I recommend either resolving this bug INVALID or renaming it to "A particular wiki page has a double-escaped link to PayflowProGateway".

The URL isn't actually a link in this case. It's a javascript string that gets conditionally used as the form action. Obviously we could move this out of wikitext, but since these URLs get changed frequently, it's convenient to be able to edit it without a code deploy.

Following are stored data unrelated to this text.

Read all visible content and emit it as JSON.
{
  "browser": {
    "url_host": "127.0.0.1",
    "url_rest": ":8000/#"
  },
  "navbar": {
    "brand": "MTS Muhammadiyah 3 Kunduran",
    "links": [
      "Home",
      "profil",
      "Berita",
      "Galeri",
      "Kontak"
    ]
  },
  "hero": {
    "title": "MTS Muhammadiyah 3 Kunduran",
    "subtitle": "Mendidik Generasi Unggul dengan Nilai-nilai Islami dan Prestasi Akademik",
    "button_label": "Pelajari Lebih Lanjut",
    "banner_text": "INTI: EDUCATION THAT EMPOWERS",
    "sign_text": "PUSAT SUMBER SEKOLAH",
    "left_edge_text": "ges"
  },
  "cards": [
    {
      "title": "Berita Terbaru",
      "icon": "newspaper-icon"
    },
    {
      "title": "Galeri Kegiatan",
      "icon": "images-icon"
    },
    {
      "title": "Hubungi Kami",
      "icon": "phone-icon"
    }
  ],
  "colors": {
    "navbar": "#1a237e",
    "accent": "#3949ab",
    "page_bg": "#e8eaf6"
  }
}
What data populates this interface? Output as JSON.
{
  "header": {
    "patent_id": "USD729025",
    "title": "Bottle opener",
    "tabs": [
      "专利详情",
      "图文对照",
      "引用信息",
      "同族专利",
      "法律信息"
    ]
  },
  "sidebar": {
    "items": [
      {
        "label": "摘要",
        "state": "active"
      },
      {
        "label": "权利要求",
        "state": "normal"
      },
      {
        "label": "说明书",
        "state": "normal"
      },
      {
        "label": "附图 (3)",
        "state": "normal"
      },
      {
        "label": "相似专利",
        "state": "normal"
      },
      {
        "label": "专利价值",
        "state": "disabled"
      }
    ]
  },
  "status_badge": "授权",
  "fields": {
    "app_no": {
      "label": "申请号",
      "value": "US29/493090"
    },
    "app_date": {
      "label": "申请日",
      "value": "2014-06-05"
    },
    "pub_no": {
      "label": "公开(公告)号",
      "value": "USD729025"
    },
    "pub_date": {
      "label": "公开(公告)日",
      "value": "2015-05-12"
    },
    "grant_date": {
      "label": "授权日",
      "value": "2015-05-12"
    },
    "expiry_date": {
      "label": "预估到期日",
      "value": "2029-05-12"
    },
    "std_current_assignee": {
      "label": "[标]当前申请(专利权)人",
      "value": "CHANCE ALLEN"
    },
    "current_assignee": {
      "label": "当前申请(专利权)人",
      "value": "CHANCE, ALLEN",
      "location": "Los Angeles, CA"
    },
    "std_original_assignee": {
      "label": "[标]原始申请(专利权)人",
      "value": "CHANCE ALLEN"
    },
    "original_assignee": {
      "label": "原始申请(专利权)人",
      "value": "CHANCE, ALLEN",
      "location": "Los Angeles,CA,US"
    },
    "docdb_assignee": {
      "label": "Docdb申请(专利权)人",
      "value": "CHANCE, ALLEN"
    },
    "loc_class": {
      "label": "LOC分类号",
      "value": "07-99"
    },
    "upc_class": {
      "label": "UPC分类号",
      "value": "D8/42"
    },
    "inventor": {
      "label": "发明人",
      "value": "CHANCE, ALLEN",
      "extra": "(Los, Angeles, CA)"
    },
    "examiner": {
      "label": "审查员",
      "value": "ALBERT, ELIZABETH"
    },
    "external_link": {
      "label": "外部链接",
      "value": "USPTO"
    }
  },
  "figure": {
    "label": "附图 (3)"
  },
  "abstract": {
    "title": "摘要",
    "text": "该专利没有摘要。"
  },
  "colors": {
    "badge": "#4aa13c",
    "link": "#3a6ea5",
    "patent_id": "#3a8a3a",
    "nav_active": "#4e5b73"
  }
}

I agree the semicolon solution is potentially dangerous. Any thoughts on the 2nd proposed solution? Handling escaped ampersands in query strings is pretty common these days. This site (Wikimedia Bugzilla), for example, handles them fine, as do most other large websites I've worked for.

Since we have workarounds, I'm fine with WONTFIX or INVALID, but I'm wondering if there's any downside to the adding the proposed fix.

(In reply to comment #5)

The URL isn't actually a link in this case. It's a javascript string that gets
conditionally used as the form action. Obviously we could move this out of
wikitext, but since these URLs get changed frequently, it's convenient to be
able to edit it without a code deploy.

I'm still not entirely clear on why the URL needs to contain & , could you clarify that?

The URL should NOT contain & - rather it needs to have just a '&' and NOT have it escaped (which turns it into '&').

We have solved it by using '\x26' in the wikitext, which gets output as & rather than & in the source. Anyway, the point of this bug was not fixing the URL, but "Do we want to support escaped ampersands in query strings?" A lot of web applications do, a lot don't. If we don't, I'll close the bug. If we do, I'll check in the code above.

I'm gonna take the initiative and resolve INVALID (I really want a 'WONTIMPLEMENT' to supplement 'WONTFIX', which implies it's a known problem we won't fix, rather than a valid, but not desired in this case, option).

Messing with the options to accept semicolons as separators is possible, but has a bunch of problems:

  • would likely break things that submit freeform text in forms, since text can contain semicolons, so mixed-mode parsing gets confusing
  • the settings in php.ini aren't always editable
  • even when they are adjustable, PHP code can't change it as it's too late
  • it would be possible to reimplement the GET parameter extraction from scratch in WebRequest, but that doesn't seem worth the effort
  • more code paths and more URL variants just sounds icky

The sort of case where this originally came up -- hacky wikitext/HTML/JS mixture pages that use several layers of processing meant for other layers of processing to try to whip stuff together -- are good cases for more specialized systems of template generation that would reduce the need for manual intervention on the markup level.